Gaming For Good: Glum Buster
Well, we all make mistakes. This is my first one, so it feels weird, but I'm strong. Alec wrote about this a couple of months back. But it's great, and there's a good reason to get it, so there's good reason to write about it all over again.
Glum Buster is a beautiful game for two reasons. Firstly, it's a beautiful indie platformer with a ton of imagination, shifting approaches to how you play, and some remarkably detailed microscopic pixel art. It's also rather beautiful because of its charityware sales model, which is all kinds of lovely.
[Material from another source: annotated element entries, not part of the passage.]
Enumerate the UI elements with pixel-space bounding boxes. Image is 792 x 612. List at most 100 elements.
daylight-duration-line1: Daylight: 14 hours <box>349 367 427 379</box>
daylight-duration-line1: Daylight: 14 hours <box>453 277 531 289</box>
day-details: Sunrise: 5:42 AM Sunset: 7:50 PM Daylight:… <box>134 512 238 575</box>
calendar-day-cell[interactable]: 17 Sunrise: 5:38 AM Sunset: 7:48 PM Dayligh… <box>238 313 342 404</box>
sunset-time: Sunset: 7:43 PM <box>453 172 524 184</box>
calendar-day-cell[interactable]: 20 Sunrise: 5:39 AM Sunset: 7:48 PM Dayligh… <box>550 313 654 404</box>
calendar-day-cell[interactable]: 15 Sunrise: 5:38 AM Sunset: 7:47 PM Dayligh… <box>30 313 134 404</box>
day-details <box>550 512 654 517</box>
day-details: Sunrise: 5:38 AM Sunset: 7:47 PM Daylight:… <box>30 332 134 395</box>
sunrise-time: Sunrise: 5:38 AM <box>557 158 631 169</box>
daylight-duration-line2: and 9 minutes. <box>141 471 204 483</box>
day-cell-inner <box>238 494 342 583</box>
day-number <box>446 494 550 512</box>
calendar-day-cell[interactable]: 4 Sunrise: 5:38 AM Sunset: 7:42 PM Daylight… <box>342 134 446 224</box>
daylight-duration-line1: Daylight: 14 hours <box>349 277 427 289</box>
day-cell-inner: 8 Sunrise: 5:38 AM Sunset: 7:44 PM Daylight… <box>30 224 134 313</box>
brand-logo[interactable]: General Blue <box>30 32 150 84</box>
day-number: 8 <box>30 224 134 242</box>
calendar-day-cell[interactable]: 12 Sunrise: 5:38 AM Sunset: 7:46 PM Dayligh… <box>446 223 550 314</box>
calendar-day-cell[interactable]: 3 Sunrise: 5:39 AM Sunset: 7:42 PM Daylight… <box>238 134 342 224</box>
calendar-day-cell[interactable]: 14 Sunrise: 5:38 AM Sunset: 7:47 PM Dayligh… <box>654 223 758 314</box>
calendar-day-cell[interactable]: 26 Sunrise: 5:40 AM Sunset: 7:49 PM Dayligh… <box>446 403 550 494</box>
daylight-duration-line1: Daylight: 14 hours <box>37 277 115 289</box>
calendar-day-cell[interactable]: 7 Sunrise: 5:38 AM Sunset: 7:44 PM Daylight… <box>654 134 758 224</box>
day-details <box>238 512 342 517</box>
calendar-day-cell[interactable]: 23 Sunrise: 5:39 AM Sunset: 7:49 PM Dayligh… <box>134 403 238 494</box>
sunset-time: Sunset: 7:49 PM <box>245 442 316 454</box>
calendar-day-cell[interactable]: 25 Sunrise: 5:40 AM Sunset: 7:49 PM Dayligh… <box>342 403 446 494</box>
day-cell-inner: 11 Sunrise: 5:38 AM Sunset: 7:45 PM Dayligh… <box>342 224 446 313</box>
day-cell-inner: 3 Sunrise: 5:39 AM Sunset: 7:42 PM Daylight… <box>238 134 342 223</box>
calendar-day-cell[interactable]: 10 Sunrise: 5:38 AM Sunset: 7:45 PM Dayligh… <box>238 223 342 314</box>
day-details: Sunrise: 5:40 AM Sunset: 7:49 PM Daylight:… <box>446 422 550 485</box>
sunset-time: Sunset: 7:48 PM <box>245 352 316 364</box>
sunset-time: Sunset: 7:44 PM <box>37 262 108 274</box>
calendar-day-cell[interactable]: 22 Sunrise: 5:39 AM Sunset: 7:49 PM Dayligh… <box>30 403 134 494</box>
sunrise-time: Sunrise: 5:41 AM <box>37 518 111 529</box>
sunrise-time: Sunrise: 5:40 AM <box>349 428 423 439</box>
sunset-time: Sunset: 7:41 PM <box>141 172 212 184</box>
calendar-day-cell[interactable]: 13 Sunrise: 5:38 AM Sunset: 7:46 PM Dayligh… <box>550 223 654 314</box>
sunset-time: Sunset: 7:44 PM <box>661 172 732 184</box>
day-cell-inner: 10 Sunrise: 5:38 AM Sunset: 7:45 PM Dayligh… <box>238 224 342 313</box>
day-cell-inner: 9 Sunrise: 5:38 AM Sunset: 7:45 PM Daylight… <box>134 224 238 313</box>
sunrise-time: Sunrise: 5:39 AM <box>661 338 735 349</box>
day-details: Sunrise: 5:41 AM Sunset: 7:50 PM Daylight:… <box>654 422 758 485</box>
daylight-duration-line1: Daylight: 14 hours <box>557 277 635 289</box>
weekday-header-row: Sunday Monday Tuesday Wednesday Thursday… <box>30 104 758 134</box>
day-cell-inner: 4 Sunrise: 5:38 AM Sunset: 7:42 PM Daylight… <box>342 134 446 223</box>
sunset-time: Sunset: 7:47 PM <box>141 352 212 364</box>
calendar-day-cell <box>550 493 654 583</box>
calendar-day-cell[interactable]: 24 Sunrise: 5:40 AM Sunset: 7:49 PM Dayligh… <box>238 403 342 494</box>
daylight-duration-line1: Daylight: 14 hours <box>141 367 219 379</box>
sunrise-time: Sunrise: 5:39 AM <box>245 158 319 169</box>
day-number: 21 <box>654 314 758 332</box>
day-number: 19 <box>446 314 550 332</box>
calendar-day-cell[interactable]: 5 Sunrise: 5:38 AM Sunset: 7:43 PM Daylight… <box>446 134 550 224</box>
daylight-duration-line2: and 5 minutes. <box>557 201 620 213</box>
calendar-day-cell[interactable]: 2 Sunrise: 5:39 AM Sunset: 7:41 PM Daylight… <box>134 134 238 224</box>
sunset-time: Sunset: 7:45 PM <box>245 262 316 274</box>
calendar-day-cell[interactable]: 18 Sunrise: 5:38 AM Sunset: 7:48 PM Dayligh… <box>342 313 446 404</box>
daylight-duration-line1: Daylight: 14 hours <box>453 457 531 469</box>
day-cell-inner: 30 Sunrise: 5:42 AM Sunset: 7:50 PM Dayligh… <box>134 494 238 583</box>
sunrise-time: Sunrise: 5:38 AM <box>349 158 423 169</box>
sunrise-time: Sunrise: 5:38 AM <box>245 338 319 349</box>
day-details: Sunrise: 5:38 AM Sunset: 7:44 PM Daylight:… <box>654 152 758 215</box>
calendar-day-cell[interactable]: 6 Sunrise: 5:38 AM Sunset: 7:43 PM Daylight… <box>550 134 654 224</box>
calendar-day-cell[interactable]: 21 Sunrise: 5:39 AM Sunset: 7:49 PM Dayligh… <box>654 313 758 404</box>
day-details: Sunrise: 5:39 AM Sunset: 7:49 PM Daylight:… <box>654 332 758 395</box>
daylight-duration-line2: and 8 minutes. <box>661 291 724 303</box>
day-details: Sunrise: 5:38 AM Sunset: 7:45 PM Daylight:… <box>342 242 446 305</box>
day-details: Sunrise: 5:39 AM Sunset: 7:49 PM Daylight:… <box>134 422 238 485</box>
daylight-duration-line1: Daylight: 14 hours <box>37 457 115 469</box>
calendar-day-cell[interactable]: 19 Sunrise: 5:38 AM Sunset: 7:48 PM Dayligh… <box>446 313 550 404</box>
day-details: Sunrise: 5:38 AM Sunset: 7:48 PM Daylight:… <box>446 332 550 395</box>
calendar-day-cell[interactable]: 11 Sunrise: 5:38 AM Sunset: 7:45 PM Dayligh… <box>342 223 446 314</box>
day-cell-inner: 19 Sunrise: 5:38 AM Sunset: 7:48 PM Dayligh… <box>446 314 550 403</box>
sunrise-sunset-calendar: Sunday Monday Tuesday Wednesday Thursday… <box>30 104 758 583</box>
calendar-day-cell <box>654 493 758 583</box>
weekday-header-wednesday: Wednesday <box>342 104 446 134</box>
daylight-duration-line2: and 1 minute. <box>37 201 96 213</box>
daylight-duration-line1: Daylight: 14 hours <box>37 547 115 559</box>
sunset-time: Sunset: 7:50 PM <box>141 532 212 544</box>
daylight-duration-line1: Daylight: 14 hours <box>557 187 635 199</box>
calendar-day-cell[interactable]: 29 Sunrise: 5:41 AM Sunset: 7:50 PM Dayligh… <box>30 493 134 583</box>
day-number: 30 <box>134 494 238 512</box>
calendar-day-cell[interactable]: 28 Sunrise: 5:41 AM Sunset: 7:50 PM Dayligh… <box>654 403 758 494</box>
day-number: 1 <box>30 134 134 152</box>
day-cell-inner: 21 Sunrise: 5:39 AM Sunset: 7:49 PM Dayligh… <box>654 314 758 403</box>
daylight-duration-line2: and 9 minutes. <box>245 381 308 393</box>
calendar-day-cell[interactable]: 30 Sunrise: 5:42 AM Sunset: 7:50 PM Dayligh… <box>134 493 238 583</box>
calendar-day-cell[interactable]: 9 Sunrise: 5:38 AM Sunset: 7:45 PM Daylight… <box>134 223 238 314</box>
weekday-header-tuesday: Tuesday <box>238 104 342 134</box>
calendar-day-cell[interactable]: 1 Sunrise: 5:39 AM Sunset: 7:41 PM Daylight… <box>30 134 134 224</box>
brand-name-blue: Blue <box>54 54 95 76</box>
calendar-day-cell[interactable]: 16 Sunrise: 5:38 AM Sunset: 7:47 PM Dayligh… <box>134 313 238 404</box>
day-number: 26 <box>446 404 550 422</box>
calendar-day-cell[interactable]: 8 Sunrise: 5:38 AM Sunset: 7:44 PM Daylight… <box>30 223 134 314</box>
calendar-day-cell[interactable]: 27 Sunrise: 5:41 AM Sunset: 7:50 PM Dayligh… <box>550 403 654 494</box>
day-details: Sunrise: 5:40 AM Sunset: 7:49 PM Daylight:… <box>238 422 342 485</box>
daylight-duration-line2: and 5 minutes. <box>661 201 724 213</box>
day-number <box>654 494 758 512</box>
It's a traditional platformer in so much as you move left and right, and jump. Apart from when you fly. It's also reasonably traditional that you fire with your left mouse button. Except that you shoot at the glum shadows to bring them to brighter life. Then with your completely atraditional right mouse button, you place three points of a triangle which captures a creature within it, seemingly grabbing its essence and opening portals. Until that's not what the game's about, and you're flicking red and blue switches to change level patterns, and climbing on grasshoppers' backs, and flinging yourself into the air using special whirlythings.
It's constantly interesting, a little tricky, and always particularly soothing. And it's free, so you should download it and play it.
However, should you feel the desire, you can pay as much as you want for the game. Or play it as much as you want then choose to pay for it. Or decide to pay for it six hundred times. Or never. However you see fit. But there's a rather excellent incentive to pay - the more times anyone does, the greater percentage of the amount paid goes to the Starlight Children's Foundation. And he's being no stinge.
Every time 25 people buy the game, creator Justin Leingang increases the percentage that goes charitywards. This started at a very generous 51%, and is now in the 53% bracket. $292.63 have already gone toward the good cause. But this is a pretty great game, and RPS has a huge number of readers. Let's see if we can make that number go very high. Do it. Play it, and pay what you think it's worth.